Facing an unexpected budget crunch, Missouri officials have stopped mailing refund checks to taxpayers who are owed refunds from their 2001 income tax returns. Nearly two-thirds of refunds checks had already been mailed when the state realized how large its budget deficit is. With a fiscal year-end approaching on June 30, the state is $200 to $250 million in the hole. Approximately $167 million in refunds are being held back to help patch that hole.
The state will be required to begin paying interest at 6% on refunds not processed by August 15. "The state is experiencing serious financial problems, and we will send out the refunds just as soon as it's possible," said Missouri Budget Director Brian Long. State officials are not yet certain of when the remaining refund checks will be sent. "I don't think we'll wait till fall," was the best estimate Mr. Long could provide.
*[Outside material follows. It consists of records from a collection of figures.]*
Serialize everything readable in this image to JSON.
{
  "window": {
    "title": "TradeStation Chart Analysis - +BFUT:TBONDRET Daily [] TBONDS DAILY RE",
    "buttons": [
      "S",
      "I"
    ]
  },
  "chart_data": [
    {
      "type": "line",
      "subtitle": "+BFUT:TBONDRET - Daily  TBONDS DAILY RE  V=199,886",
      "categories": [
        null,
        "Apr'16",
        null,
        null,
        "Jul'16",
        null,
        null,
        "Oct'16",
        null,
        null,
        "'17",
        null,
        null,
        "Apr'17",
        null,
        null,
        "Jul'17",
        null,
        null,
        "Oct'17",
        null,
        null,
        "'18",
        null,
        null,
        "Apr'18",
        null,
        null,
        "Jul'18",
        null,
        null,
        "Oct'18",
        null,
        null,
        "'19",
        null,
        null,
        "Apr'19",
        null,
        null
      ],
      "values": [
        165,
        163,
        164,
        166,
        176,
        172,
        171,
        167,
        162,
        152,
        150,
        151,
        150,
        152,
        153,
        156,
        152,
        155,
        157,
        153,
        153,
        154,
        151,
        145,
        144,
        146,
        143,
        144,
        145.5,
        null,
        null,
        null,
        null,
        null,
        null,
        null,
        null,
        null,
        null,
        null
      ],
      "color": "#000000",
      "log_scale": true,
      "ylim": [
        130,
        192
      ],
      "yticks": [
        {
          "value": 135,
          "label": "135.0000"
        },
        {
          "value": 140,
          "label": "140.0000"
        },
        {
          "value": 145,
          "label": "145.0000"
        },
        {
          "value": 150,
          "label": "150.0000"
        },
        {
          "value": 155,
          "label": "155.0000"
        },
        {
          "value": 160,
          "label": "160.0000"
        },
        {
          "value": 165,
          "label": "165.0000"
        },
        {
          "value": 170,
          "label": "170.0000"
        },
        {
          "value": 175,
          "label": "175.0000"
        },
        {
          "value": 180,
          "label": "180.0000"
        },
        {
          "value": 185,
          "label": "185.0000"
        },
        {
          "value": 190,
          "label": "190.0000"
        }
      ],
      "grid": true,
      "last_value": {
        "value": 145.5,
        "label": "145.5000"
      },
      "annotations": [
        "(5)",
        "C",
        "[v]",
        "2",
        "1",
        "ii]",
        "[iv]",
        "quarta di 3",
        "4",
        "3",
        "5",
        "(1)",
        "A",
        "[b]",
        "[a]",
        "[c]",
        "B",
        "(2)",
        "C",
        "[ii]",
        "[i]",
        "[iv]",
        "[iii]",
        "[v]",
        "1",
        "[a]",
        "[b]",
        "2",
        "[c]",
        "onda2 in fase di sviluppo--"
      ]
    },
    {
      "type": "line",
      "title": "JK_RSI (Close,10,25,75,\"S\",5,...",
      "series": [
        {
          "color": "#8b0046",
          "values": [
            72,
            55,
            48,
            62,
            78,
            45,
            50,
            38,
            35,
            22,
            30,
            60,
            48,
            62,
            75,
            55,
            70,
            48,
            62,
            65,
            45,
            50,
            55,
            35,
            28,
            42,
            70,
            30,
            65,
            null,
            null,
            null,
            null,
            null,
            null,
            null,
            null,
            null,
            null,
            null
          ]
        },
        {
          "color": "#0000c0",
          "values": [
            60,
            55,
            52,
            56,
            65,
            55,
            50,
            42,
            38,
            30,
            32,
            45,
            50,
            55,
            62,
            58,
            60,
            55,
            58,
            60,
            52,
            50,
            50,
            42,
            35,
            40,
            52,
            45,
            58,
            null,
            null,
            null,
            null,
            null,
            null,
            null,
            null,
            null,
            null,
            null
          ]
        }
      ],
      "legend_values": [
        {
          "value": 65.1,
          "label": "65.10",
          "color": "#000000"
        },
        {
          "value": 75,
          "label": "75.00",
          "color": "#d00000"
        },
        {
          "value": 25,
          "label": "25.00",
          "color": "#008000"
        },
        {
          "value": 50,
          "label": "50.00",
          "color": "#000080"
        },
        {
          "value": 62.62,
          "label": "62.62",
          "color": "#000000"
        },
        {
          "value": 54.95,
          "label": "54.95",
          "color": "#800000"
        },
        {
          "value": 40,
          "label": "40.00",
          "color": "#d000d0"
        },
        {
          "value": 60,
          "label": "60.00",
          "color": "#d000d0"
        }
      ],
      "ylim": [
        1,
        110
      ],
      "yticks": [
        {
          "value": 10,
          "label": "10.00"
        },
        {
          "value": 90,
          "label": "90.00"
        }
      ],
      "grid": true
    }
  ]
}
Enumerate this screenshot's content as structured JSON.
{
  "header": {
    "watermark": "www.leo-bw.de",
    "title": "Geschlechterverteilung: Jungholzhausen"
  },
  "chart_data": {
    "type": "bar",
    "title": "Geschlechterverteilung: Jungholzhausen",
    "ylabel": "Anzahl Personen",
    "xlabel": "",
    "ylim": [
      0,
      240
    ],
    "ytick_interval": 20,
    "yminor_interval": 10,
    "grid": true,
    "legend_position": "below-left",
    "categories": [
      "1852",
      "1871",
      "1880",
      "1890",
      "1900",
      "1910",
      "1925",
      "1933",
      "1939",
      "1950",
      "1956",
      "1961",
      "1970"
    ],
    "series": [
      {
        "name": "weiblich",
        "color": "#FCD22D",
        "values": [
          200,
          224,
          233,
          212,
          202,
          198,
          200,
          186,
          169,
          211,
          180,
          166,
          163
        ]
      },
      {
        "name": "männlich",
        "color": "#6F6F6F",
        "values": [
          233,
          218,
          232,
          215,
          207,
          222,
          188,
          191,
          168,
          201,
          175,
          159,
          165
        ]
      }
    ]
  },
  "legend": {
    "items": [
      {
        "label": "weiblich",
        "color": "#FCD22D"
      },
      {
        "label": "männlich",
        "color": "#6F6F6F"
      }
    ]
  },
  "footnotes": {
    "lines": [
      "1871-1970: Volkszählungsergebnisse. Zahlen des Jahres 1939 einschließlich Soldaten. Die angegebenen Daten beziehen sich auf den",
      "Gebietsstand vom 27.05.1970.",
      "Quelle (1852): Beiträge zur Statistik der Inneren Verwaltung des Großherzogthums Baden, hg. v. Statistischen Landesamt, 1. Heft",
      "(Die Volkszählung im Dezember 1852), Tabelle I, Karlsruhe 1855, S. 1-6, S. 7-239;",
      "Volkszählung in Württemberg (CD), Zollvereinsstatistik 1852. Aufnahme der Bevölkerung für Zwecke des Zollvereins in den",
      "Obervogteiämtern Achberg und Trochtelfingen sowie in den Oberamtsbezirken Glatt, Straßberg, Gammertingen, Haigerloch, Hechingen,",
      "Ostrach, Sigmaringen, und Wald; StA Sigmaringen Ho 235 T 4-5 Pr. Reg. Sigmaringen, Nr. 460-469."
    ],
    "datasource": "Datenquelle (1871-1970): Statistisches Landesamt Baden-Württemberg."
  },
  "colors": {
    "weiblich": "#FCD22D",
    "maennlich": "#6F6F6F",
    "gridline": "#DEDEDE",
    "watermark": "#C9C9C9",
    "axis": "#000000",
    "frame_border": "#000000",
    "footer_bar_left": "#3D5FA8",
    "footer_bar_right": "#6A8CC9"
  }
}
Other states are experiencing difficulty in processing refund checks as well. Illinois taxpayers are waiting an extra two weeks for their checks, and Alabama has temporarily suspended payment of corporate tax refunds.
States are discovering that tax collections this spring are lower than estimated while refunds are higher. Factors affecting the situation are a direct result of the economic recession. Many people worked fewer hours or at lower-paying jobs last year than the year before, and the sagging stock market resulted in lower than expected capital gains for 2001.